# Canada job search process



## xplore (Feb 17, 2015)

Hi Frndz,

I got the file number from Canada CIC.
If I want to start my job search from India, can you suggest me the ways....
I am planning to come with my family.So I would like to search the job 1st, later I will come there.

Thanks & Regards
Sridhar
Hyderabad


----------



## colchar (Oct 25, 2011)

You are _highly_ unlikely to get a job from India.

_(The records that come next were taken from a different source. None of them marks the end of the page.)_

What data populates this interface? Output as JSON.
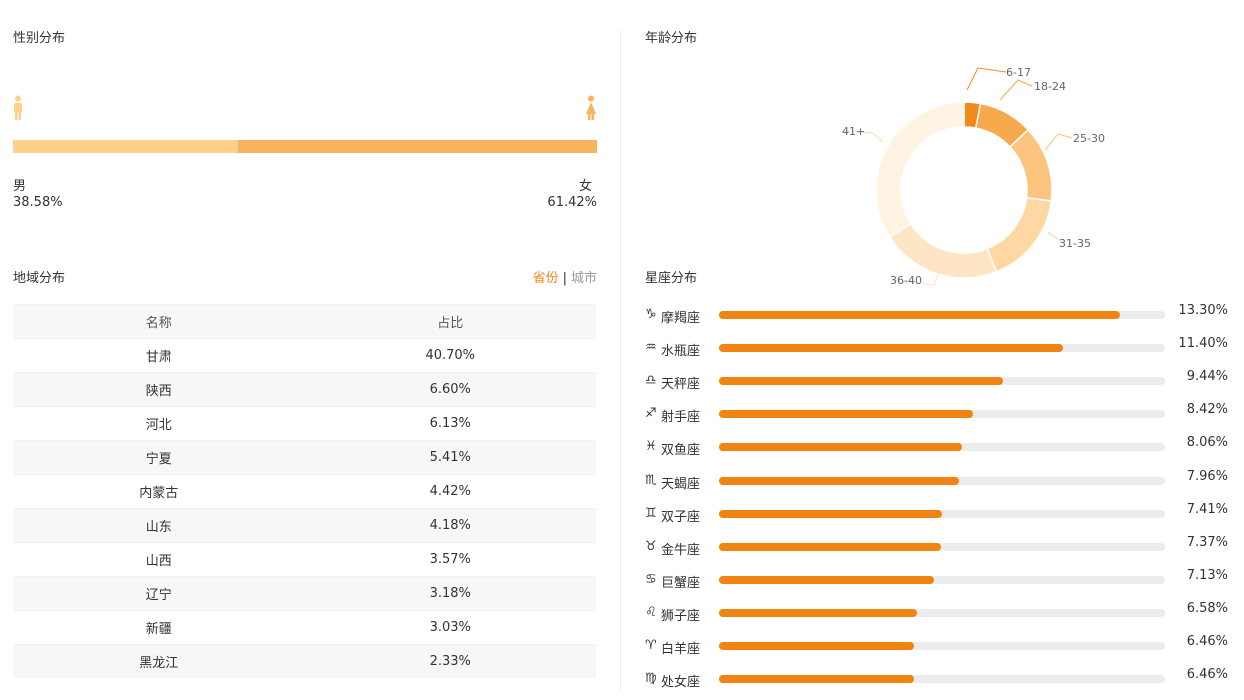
{
  "gender": {
    "title": "性别分布",
    "male_label": "男",
    "male_pct": "38.58%",
    "male_value": 38.58,
    "female_label": "女",
    "female_pct": "61.42%",
    "female_value": 61.42,
    "male_icon": "male-person-icon",
    "female_icon": "female-person-icon",
    "colors": {
      "male": "#ffd08a",
      "female": "#f8b35d"
    }
  },
  "region": {
    "title": "地域分布",
    "switch": {
      "province": "省份",
      "sep": "|",
      "city": "城市"
    },
    "headers": [
      "名称",
      "占比"
    ],
    "rows": [
      [
        "甘肃",
        "40.70%"
      ],
      [
        "陕西",
        "6.60%"
      ],
      [
        "河北",
        "6.13%"
      ],
      [
        "宁夏",
        "5.41%"
      ],
      [
        "内蒙古",
        "4.42%"
      ],
      [
        "山东",
        "4.18%"
      ],
      [
        "山西",
        "3.57%"
      ],
      [
        "辽宁",
        "3.18%"
      ],
      [
        "新疆",
        "3.03%"
      ],
      [
        "黑龙江",
        "2.33%"
      ]
    ]
  },
  "age": {
    "title": "年龄分布",
    "chart_data": {
      "type": "pie",
      "categories": [
        "6-17",
        "18-24",
        "25-30",
        "31-35",
        "36-40",
        "41+"
      ],
      "values": [
        3,
        10,
        14,
        17,
        22,
        34
      ],
      "colors": [
        "#f18a1c",
        "#f7a94e",
        "#fcc57f",
        "#fed7a2",
        "#fee5c3",
        "#fff4e3"
      ]
    }
  },
  "zodiac": {
    "title": "星座分布",
    "bar_color": "#f08412",
    "items": [
      {
        "symbol": "♑",
        "icon": "capricorn-icon",
        "name": "摩羯座",
        "pct": "13.30%",
        "value": 13.3
      },
      {
        "symbol": "♒",
        "icon": "aquarius-icon",
        "name": "水瓶座",
        "pct": "11.40%",
        "value": 11.4
      },
      {
        "symbol": "♎",
        "icon": "libra-icon",
        "name": "天秤座",
        "pct": "9.44%",
        "value": 9.44
      },
      {
        "symbol": "♐",
        "icon": "sagittarius-icon",
        "name": "射手座",
        "pct": "8.42%",
        "value": 8.42
      },
      {
        "symbol": "♓",
        "icon": "pisces-icon",
        "name": "双鱼座",
        "pct": "8.06%",
        "value": 8.06
      },
      {
        "symbol": "♏",
        "icon": "scorpio-icon",
        "name": "天蝎座",
        "pct": "7.96%",
        "value": 7.96
      },
      {
        "symbol": "♊",
        "icon": "gemini-icon",
        "name": "双子座",
        "pct": "7.41%",
        "value": 7.41
      },
      {
        "symbol": "♉",
        "icon": "taurus-icon",
        "name": "金牛座",
        "pct": "7.37%",
        "value": 7.37
      },
      {
        "symbol": "♋",
        "icon": "cancer-icon",
        "name": "巨蟹座",
        "pct": "7.13%",
        "value": 7.13
      },
      {
        "symbol": "♌",
        "icon": "leo-icon",
        "name": "狮子座",
        "pct": "6.58%",
        "value": 6.58
      },
      {
        "symbol": "♈",
        "icon": "aries-icon",
        "name": "白羊座",
        "pct": "6.46%",
        "value": 6.46
      },
      {
        "symbol": "♍",
        "icon": "virgo-icon",
        "name": "处女座",
        "pct": "6.46%",
        "value": 6.46
      }
    ]
  }
}
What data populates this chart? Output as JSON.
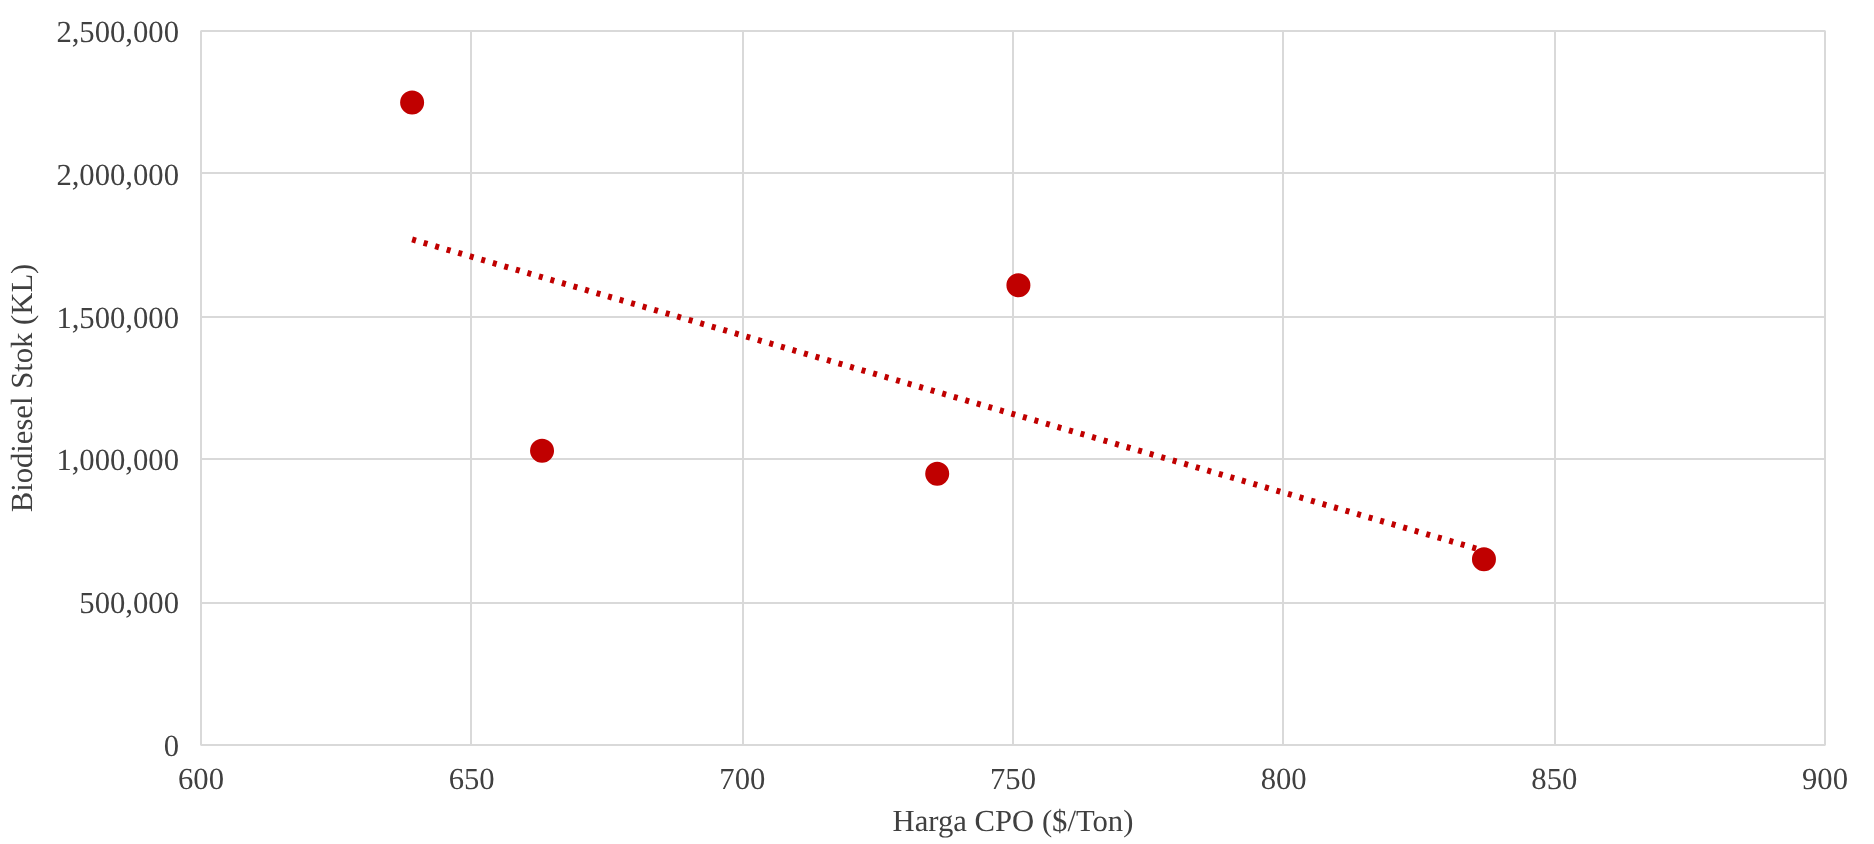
{
  "chart_data": {
    "type": "scatter",
    "xlabel": "Harga CPO ($/Ton)",
    "ylabel": "Biodiesel Stok (KL)",
    "xlim": [
      600,
      900
    ],
    "xticks": [
      600,
      650,
      700,
      750,
      800,
      850,
      900
    ],
    "ylim": [
      0,
      2500000
    ],
    "yticks": [
      {
        "value": 0,
        "label": "0"
      },
      {
        "value": 500000,
        "label": "500,000"
      },
      {
        "value": 1000000,
        "label": "1,000,000"
      },
      {
        "value": 1500000,
        "label": "1,500,000"
      },
      {
        "value": 2000000,
        "label": "2,000,000"
      },
      {
        "value": 2500000,
        "label": "2,500,000"
      }
    ],
    "grid": true,
    "marker": "circle",
    "series": [
      {
        "color": "#c00000",
        "x": [
          639,
          663,
          736,
          751,
          837
        ],
        "values": [
          2250000,
          1030000,
          950000,
          1610000,
          650000
        ]
      },
      {
        "type": "line",
        "color": "#c00000",
        "line_style": "dotted",
        "marker": "none",
        "x": [
          639,
          837
        ],
        "values": [
          1770000,
          680000
        ]
      }
    ]
  }
}
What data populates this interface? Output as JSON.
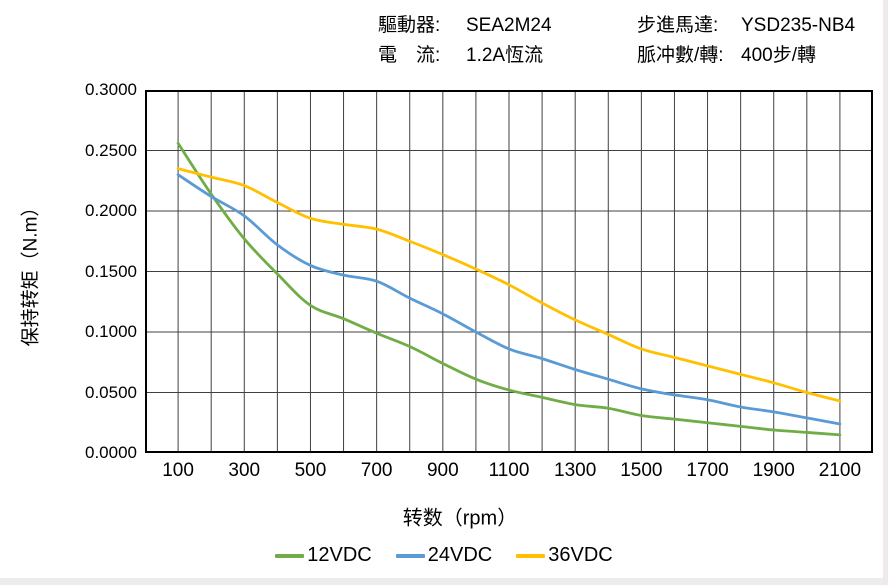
{
  "header": {
    "left": [
      {
        "label": "驅動器:",
        "value": "SEA2M24"
      },
      {
        "label": "電　流:",
        "value": "1.2A恆流"
      }
    ],
    "right": [
      {
        "label": "步進馬達:",
        "value": "YSD235-NB4"
      },
      {
        "label": "脈冲數/轉:",
        "value": "400步/轉"
      }
    ]
  },
  "chart_data": {
    "type": "line",
    "title": "",
    "xlabel": "转数（rpm）",
    "ylabel": "保持转矩（N.m）",
    "xlim": [
      0,
      2200
    ],
    "ylim": [
      0,
      0.3
    ],
    "grid": true,
    "grid_step_x": 100,
    "grid_step_y": 0.05,
    "grid_color": "#404040",
    "border_color": "#000000",
    "legend_position": "bottom",
    "x_tick_values": [
      100,
      300,
      500,
      700,
      900,
      1100,
      1300,
      1500,
      1700,
      1900,
      2100
    ],
    "x_tick_labels": [
      "100",
      "300",
      "500",
      "700",
      "900",
      "1100",
      "1300",
      "1500",
      "1700",
      "1900",
      "2100"
    ],
    "y_tick_values_topdown": [
      0.3,
      0.25,
      0.2,
      0.15,
      0.1,
      0.05,
      0
    ],
    "y_tick_labels_topdown": [
      "0.3000",
      "0.2500",
      "0.2000",
      "0.1500",
      "0.1000",
      "0.0500",
      "0.0000"
    ],
    "x": [
      100,
      200,
      300,
      400,
      500,
      600,
      700,
      800,
      900,
      1000,
      1100,
      1200,
      1300,
      1400,
      1500,
      1600,
      1700,
      1800,
      1900,
      2000,
      2100
    ],
    "series": [
      {
        "name": "12VDC",
        "color": "#70AD47",
        "values": [
          0.256,
          0.214,
          0.177,
          0.148,
          0.122,
          0.111,
          0.099,
          0.088,
          0.074,
          0.061,
          0.052,
          0.046,
          0.04,
          0.037,
          0.031,
          0.028,
          0.025,
          0.022,
          0.019,
          0.017,
          0.015
        ]
      },
      {
        "name": "24VDC",
        "color": "#5B9BD5",
        "values": [
          0.23,
          0.212,
          0.196,
          0.172,
          0.155,
          0.147,
          0.142,
          0.128,
          0.115,
          0.1,
          0.086,
          0.078,
          0.069,
          0.061,
          0.053,
          0.048,
          0.044,
          0.038,
          0.034,
          0.029,
          0.024
        ]
      },
      {
        "name": "36VDC",
        "color": "#FFC000",
        "values": [
          0.235,
          0.228,
          0.221,
          0.207,
          0.194,
          0.189,
          0.185,
          0.175,
          0.164,
          0.152,
          0.139,
          0.124,
          0.11,
          0.098,
          0.086,
          0.079,
          0.072,
          0.065,
          0.058,
          0.05,
          0.043
        ]
      }
    ]
  }
}
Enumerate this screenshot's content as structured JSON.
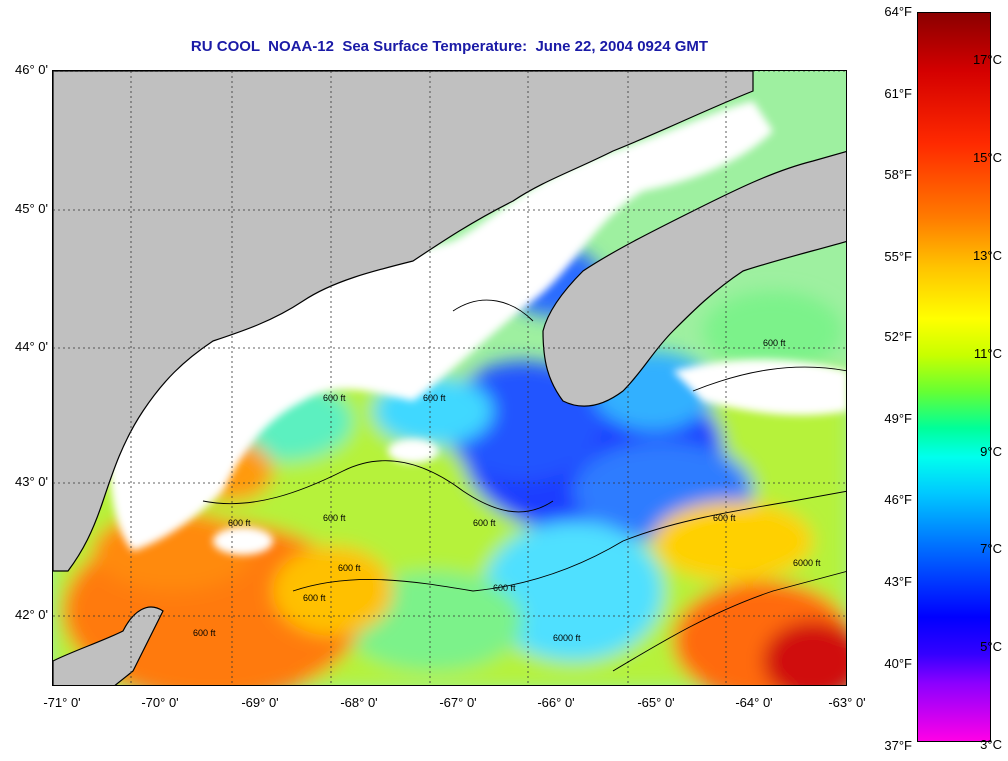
{
  "title": "RU COOL  NOAA-12  Sea Surface Temperature:  June 22, 2004 0924 GMT",
  "latitude_labels": [
    "46° 0'",
    "45° 0'",
    "44° 0'",
    "43° 0'",
    "42° 0'"
  ],
  "longitude_labels": [
    "-71° 0'",
    "-70° 0'",
    "-69° 0'",
    "-68° 0'",
    "-67° 0'",
    "-66° 0'",
    "-65° 0'",
    "-64° 0'",
    "-63° 0'"
  ],
  "colorbar": {
    "fahrenheit_labels": [
      "64°F",
      "61°F",
      "58°F",
      "55°F",
      "52°F",
      "49°F",
      "46°F",
      "43°F",
      "40°F",
      "37°F"
    ],
    "celsius_labels": [
      "17°C",
      "15°C",
      "13°C",
      "11°C",
      "9°C",
      "7°C",
      "5°C",
      "3°C"
    ]
  },
  "contour_labels": [
    "600 ft",
    "600 ft",
    "600 ft",
    "600 ft",
    "600 ft",
    "600 ft",
    "600 ft",
    "600 ft",
    "600 ft",
    "600 ft",
    "600 ft",
    "6000 ft",
    "6000 ft"
  ],
  "colors": {
    "land": "#c0c0c0",
    "cloud": "#ffffff",
    "title": "#1a1aa6"
  }
}
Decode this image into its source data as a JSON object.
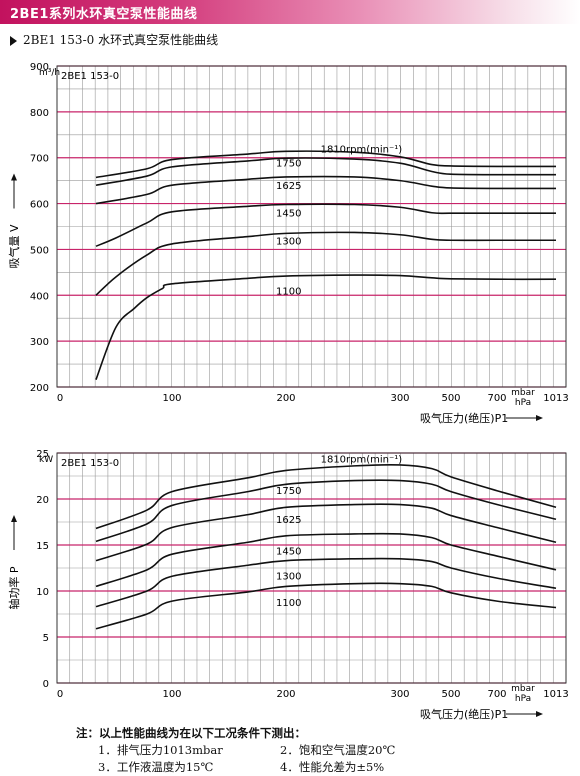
{
  "banner": {
    "title": "2BE1系列水环真空泵性能曲线"
  },
  "subtitle": "2BE1 153-0 水环式真空泵性能曲线",
  "colors": {
    "banner_start": "#c2125e",
    "major_grid": "#c8246a",
    "minor_grid": "#9a9a9a",
    "curve": "#111111"
  },
  "notes": {
    "title": "注：以上性能曲线为在以下工况条件下测出：",
    "items": [
      "1．排气压力1013mbar",
      "2．饱和空气温度20℃",
      "3．工作液温度为15℃",
      "4．性能允差为±5%"
    ]
  },
  "chart_data": [
    {
      "type": "line",
      "model_label": "2BE1 153-0",
      "ylabel": "吸气量 V",
      "yunit": "m³/h",
      "xlabel": "吸气压力(绝压)P1",
      "xunit": "mbar hPa",
      "xscale": "reciprocal",
      "x_ticks": [
        100,
        200,
        300,
        500,
        700,
        1013
      ],
      "ylim": [
        200,
        900
      ],
      "y_ticks": [
        200,
        300,
        400,
        500,
        600,
        700,
        800,
        900
      ],
      "origin_label": "0",
      "grid": true,
      "series": [
        {
          "name": "1810rpm(min⁻¹)",
          "label_x": 230,
          "label_y": 720,
          "x": [
            33,
            60,
            100,
            150,
            200,
            250,
            300,
            400,
            500,
            700,
            1013
          ],
          "y": [
            657,
            676,
            696,
            708,
            714,
            712,
            702,
            685,
            682,
            681,
            681
          ]
        },
        {
          "name": "1750",
          "label_x": 200,
          "label_y": 690,
          "x": [
            33,
            60,
            100,
            150,
            200,
            250,
            300,
            400,
            500,
            700,
            1013
          ],
          "y": [
            640,
            660,
            680,
            693,
            699,
            697,
            688,
            670,
            664,
            663,
            663
          ]
        },
        {
          "name": "1625",
          "label_x": 200,
          "label_y": 640,
          "x": [
            33,
            60,
            100,
            150,
            200,
            250,
            300,
            400,
            500,
            700,
            1013
          ],
          "y": [
            600,
            620,
            640,
            653,
            658,
            658,
            650,
            638,
            634,
            633,
            633
          ]
        },
        {
          "name": "1450",
          "label_x": 200,
          "label_y": 580,
          "x": [
            33,
            40,
            60,
            100,
            150,
            200,
            250,
            300,
            400,
            500,
            700,
            1013
          ],
          "y": [
            507,
            525,
            558,
            582,
            594,
            598,
            598,
            592,
            580,
            579,
            579,
            579
          ]
        },
        {
          "name": "1300",
          "label_x": 200,
          "label_y": 520,
          "x": [
            33,
            40,
            60,
            100,
            150,
            200,
            250,
            300,
            400,
            500,
            700,
            1013
          ],
          "y": [
            400,
            440,
            488,
            512,
            528,
            535,
            537,
            532,
            522,
            520,
            520,
            520
          ]
        },
        {
          "name": "1100",
          "label_x": 200,
          "label_y": 410,
          "x": [
            33,
            40,
            50,
            60,
            80,
            100,
            150,
            200,
            250,
            300,
            400,
            500,
            700,
            1013
          ],
          "y": [
            216,
            330,
            372,
            395,
            415,
            425,
            437,
            442,
            444,
            443,
            438,
            436,
            435,
            435
          ]
        }
      ]
    },
    {
      "type": "line",
      "model_label": "2BE1 153-0",
      "ylabel": "轴功率 P",
      "yunit": "kW",
      "xlabel": "吸气压力(绝压)P1",
      "xunit": "mbar hPa",
      "xscale": "reciprocal",
      "x_ticks": [
        100,
        200,
        300,
        500,
        700,
        1013
      ],
      "ylim": [
        0,
        25
      ],
      "y_ticks": [
        0,
        5,
        10,
        15,
        20,
        25
      ],
      "origin_label": "0",
      "grid": true,
      "series": [
        {
          "name": "1810rpm(min⁻¹)",
          "label_x": 230,
          "label_y": 24.4,
          "x": [
            33,
            60,
            100,
            150,
            200,
            250,
            300,
            400,
            500,
            700,
            1013
          ],
          "y": [
            16.8,
            18.8,
            20.8,
            22.3,
            23.1,
            23.6,
            23.7,
            23.3,
            22.4,
            20.9,
            19.1
          ]
        },
        {
          "name": "1750",
          "label_x": 200,
          "label_y": 21,
          "x": [
            33,
            60,
            100,
            150,
            200,
            250,
            300,
            400,
            500,
            700,
            1013
          ],
          "y": [
            15.4,
            17.3,
            19.3,
            20.8,
            21.6,
            22.0,
            22.0,
            21.6,
            20.8,
            19.4,
            17.8
          ]
        },
        {
          "name": "1625",
          "label_x": 200,
          "label_y": 17.8,
          "x": [
            33,
            60,
            100,
            150,
            200,
            250,
            300,
            400,
            500,
            700,
            1013
          ],
          "y": [
            13.3,
            15.1,
            16.9,
            18.3,
            19.1,
            19.4,
            19.4,
            19.0,
            18.2,
            16.9,
            15.3
          ]
        },
        {
          "name": "1450",
          "label_x": 200,
          "label_y": 14.4,
          "x": [
            33,
            60,
            100,
            150,
            200,
            250,
            300,
            400,
            500,
            700,
            1013
          ],
          "y": [
            10.5,
            12.3,
            14.0,
            15.3,
            16.0,
            16.2,
            16.2,
            15.8,
            15.0,
            13.8,
            12.3
          ]
        },
        {
          "name": "1300",
          "label_x": 200,
          "label_y": 11.7,
          "x": [
            33,
            60,
            100,
            150,
            200,
            250,
            300,
            400,
            500,
            700,
            1013
          ],
          "y": [
            8.3,
            10.0,
            11.6,
            12.8,
            13.3,
            13.5,
            13.5,
            13.2,
            12.5,
            11.4,
            10.3
          ]
        },
        {
          "name": "1100",
          "label_x": 200,
          "label_y": 8.8,
          "x": [
            33,
            60,
            100,
            150,
            200,
            250,
            300,
            400,
            500,
            700,
            1013
          ],
          "y": [
            5.9,
            7.5,
            8.9,
            9.9,
            10.5,
            10.8,
            10.8,
            10.5,
            9.8,
            8.9,
            8.2
          ]
        }
      ]
    }
  ]
}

Why would they hire you when there are people who are already in Canada who are looking for jobs?


----------



## xplore (Feb 17, 2015)

Hi Colchar,
Good logic.However i am asking for the possibility.
If you know anything please guide me.

Thanks & Regards
Sridhar


----------



## OldPro (Feb 18, 2015)

Well what kind of job are you looking for? That is going to be a big factor in how likely it is you can start job hunting beforehand or not.


----------



## colchar (Oct 25, 2011)

xplore said:


> Hi Colchar,
> Good logic.However i am asking for the possibility.
> If you know anything please guide me.
> 
> ...



I told you the possibility - it is _highly_ unlikely.


----------



## xplore (Feb 17, 2015)

Hi Oldpro,

It is Cisco Networking.(Routers,Switches,Loadbalancers,Firewalls) and F5 load balanacers with CCNA and CCNP certifications.


----------



## OldPro (Feb 18, 2015)

Do some looking at what is available and contact some people from there. Explain your background and situation and when you expect to be available IN Canada to work. Don't ask for a job yet, ask for advice on how to proceed given your situation. 
https://www.google.ca/?gfe_rd=cr&ei=RA7mVK92w--MAcTPgogF&gws_rd=ssl#q=cisco+networking+jobs+canada

For example, I found this ad and at the bottom of it you will see a name and a phone number. Use Skype to phone the guy and ask him for some advice. When you do, use the '8 Magic Words'. Use exactly these words. 'I have a problem, I need your help.'

Most people will respond to a personal request for help. 

SR Network Engineer: Control Systems & Critical Infrastructure | HAYS | Workopolis


----------



## xplore (Feb 17, 2015)

Hi OldPro,

Thanks a lot for your guidance.

Regards
Sridhar


----------



## iblis3 (Mar 19, 2015)

Maybe try work listing sites such as Workopolis?


----------